Oxford University professor tells students to use AI to help them write essays
A Oxford University professor has told students to use AI to help them draft essays.
Associate Professor Steve New told undergraduates studying Economics and Management to use AI tools to help generate first drafts of essays before critiquing them.
Prof New said the tools which include ChatGPT ‘should help you produce a much better essay than you would produce unaided’, if it was used ‘thoughtfully and critically’.
However, it is understood AI tools are only permitted in tutorial essays, which play no part in degree grades, and that the use of AI in exams and other formal assessments is forbidden.
The tutorial essays generated with the help of AI are discussed and fact checked by students in small groups as part of their course.

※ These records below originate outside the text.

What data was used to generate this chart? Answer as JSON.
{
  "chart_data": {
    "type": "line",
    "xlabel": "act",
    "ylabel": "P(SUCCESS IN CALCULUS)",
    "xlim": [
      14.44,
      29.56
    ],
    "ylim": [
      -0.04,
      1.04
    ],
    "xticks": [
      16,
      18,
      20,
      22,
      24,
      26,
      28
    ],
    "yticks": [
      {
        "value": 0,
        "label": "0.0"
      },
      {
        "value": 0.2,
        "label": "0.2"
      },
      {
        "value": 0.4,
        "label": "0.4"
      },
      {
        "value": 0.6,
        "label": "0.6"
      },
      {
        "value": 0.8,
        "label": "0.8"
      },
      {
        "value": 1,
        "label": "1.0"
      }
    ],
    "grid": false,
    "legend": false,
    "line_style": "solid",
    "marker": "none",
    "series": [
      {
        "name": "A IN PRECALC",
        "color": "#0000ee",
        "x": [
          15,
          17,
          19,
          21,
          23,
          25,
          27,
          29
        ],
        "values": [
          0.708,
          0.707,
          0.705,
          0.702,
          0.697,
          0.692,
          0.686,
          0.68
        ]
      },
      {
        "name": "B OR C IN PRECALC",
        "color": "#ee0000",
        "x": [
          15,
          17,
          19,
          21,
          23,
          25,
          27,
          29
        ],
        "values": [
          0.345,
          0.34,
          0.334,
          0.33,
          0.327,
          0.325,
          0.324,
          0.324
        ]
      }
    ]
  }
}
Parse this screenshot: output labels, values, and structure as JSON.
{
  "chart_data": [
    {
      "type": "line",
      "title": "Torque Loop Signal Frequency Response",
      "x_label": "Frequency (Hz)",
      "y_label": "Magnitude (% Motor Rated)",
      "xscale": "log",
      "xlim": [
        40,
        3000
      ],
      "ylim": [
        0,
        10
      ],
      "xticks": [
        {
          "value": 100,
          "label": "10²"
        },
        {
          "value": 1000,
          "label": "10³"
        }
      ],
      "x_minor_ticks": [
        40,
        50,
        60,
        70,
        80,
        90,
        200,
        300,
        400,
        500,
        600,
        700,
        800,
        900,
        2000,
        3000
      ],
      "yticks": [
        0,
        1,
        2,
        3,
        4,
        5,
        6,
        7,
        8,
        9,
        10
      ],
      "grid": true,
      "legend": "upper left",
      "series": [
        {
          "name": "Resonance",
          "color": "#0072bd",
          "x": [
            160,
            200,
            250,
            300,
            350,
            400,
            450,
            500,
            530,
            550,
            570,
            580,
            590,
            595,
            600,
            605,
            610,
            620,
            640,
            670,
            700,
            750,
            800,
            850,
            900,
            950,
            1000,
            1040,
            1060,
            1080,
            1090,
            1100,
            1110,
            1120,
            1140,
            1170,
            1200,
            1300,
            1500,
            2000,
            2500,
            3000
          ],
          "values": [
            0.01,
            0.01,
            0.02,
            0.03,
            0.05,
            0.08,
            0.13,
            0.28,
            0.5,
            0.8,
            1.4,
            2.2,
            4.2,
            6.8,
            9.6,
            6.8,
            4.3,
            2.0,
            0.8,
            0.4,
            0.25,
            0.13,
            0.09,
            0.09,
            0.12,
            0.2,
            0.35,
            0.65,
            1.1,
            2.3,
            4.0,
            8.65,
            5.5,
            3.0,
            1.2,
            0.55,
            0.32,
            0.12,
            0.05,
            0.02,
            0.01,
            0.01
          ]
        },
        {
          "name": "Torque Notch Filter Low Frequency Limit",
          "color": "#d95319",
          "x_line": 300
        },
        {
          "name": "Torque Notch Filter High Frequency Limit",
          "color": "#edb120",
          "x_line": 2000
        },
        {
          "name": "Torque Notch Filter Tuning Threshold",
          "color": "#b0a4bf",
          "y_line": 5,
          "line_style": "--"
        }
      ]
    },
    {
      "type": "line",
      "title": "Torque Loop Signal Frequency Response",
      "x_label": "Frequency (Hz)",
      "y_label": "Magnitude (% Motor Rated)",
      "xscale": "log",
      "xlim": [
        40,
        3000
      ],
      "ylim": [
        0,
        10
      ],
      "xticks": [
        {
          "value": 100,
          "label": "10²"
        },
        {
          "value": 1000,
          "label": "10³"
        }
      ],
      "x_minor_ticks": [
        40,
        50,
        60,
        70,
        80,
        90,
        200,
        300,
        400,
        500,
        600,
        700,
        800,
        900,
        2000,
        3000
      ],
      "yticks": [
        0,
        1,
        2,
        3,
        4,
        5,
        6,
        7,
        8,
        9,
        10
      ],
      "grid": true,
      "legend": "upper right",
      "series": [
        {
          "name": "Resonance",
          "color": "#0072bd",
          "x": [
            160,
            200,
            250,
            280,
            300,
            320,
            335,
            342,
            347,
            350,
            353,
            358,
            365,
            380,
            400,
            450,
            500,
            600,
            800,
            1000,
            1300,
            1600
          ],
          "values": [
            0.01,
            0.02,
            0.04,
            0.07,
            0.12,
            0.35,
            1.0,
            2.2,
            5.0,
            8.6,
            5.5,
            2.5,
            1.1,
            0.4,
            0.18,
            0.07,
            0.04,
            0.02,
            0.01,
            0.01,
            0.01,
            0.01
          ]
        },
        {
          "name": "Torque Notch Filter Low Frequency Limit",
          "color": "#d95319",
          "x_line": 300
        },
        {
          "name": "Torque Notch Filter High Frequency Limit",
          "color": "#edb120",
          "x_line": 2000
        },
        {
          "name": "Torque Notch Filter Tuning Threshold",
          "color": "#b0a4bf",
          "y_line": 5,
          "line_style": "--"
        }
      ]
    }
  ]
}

Associate Professor Steve New told undergraduates studying Economics and Management to use AI tools to help generate first drafts of essays before critiquing them
An aerial view of All Souls College in Oxford University where a Professor told students to use AI to write essays
In guidance to students, Prof New said that AI should ‘increase your ability to think hard about the subjects you discuss, and make you more confident in framing a clear and persuasive argument’, The Telegraph reports.
He added: ‘But the document that emerges should be yours. You need to write stuff you will stand by. The AI can produce humdrum ‘some say this, some say that…meh’ essays in a fraction of a second; you should be producing compelling, tightly-argued, evidence-based prose that you believe in.’
The course notes that ‘AI might – without you realising – steer you towards particular intellectual or ideological positions’.
AI tools like Chat GPT are capable of producing detailed essays capable of passing doctors’ exams and writing scientific essays.
Under new guidance, English and Welsh Judges are allowed to use the technology to help them write legal rulings.
This is despite warnings AI can make up fictional cases that never happened.
MailOnline has contacted Oxford University.